Plataformas de Rede não são feitas apenas de números de usuários, mas principalmente de dinâmicas.

O Facebook, por exemplo, apesar de ter uma enorme base de usuários, não “entrega” todo este potencial a quem publica nele. Seus gargalos algoritmos fazem com que a Rede seja lenta, apesar de ser muitíssimo importante na consolidação de ideias e discursos.

Por outro lado, o YouTube é uma plataforma de rede social pouco explorada como tal. A maioria de seus usuários acredita estar vendo apenas um vídeo, quando na verdade está movendo engrenagens complexas que fazem com que tais e tais conteúdos cheguem a uns e a outros não. Existe potencial a ser explorado para além da simples produção de conteúdos para a Plataforma.

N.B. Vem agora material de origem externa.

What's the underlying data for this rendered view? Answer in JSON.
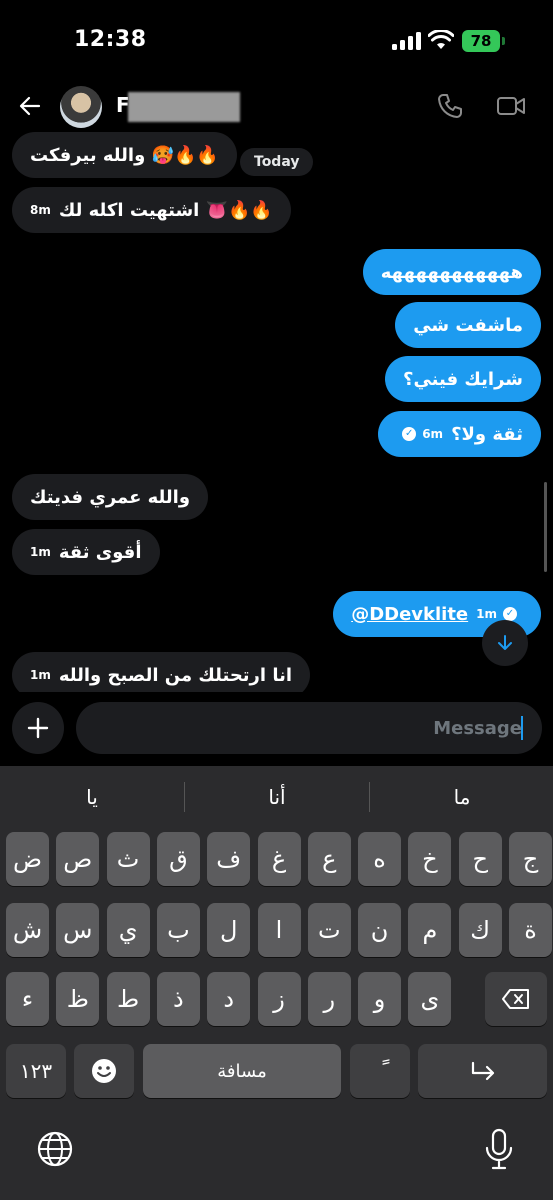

O Whatsapp se configura como um grande produtor de indução discursiva baseado sobretudo na confiança. A construção de hubs de disseminação como canais e grupos genéricos é importante, mas não é aí que está a força da Plataforma, apontada em pesquisa recente. A sua força está nas relações de confiança estabelecidas entre os participantes de grupos de afinidade, os tais “grupos de família”. Ali que as ideias disseminadas de forma mais ou menos orgânica em grupos maiores são consolidadas e fazem as pessoas afirmarem que se informam prioritariamente pela Plataforma.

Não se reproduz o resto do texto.